とある事情を抱えながら生きてきた高校生のあきは、駅のホームで見かける女の子、こんのさんに恋をしました。
その想いを、こんのさんについての描写を通してあきから吐露されていきますが、そこまで?とツッコミたくなってしまうほど詳細です。

これは人によると思いますが、第一章前編のあきの理性的ではなくなってしまう発想は、私にとって共感出来るものではありませんでした。
ただ読み進めると、それなら当然だと受け入れることが出来ます。なので初めに触れましたこんのさんの詳細な描写も、あきならではの着眼点なのです。
もちろんその理由は、ぜひ読んで確かめてみてください。

次にこんのさん。
こんのさんは自分の外見を卑下しているところがありますが、中身はとても可愛らしい子です。
あ。中身は、ではないですね。まだ自分では認められないと思いますが、こんのさんは外見も美しい子です。あきが教えてくれていました。

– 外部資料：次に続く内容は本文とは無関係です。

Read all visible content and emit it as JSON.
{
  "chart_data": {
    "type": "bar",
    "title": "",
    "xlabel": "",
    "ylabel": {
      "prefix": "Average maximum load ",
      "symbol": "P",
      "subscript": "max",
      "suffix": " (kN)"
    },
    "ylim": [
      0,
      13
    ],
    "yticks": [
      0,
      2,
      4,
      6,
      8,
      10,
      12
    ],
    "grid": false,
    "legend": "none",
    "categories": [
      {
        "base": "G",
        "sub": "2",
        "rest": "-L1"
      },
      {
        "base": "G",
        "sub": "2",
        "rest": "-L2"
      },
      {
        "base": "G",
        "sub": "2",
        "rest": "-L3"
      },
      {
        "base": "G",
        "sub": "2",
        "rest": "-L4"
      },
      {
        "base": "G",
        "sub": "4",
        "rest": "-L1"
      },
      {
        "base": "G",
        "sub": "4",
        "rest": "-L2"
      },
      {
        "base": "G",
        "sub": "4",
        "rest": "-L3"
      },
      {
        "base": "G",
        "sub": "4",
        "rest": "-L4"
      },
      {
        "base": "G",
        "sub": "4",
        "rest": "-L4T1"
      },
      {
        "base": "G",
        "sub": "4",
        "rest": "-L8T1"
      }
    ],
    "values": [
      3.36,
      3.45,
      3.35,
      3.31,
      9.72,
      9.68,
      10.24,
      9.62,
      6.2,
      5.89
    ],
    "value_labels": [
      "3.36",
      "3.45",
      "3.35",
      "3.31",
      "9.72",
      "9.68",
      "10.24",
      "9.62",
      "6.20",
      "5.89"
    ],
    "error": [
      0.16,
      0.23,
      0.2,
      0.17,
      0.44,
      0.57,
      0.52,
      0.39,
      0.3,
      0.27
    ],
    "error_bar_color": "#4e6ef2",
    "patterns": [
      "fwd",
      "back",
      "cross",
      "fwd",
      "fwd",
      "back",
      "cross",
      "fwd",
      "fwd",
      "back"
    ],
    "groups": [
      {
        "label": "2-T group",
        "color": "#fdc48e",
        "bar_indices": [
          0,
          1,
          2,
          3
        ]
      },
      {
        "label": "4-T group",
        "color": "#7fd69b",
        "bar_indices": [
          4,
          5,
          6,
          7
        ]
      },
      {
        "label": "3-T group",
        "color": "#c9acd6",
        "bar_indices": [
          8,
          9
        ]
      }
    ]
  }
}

そんな二人ですが、あることがきっかけで顔見知りの関係になります。
ですがそこで、抱えている事情があきを阻むのです。想いに待ったをかけるあきに、こんのさんはこんのさんで思い悩みます。

タイトルに書かせてもらった通り、一人称で綴られる「あき」と「こんのさん」のモノローグには胸が締め付けられますが、それは作家様が丁寧に書かれているからこそ。
抱える事情からくる恋心なのか、こんのさんはコンプレックスを乗り越えるのか、この先の展開をぜひ読んで追い掛けてみてください。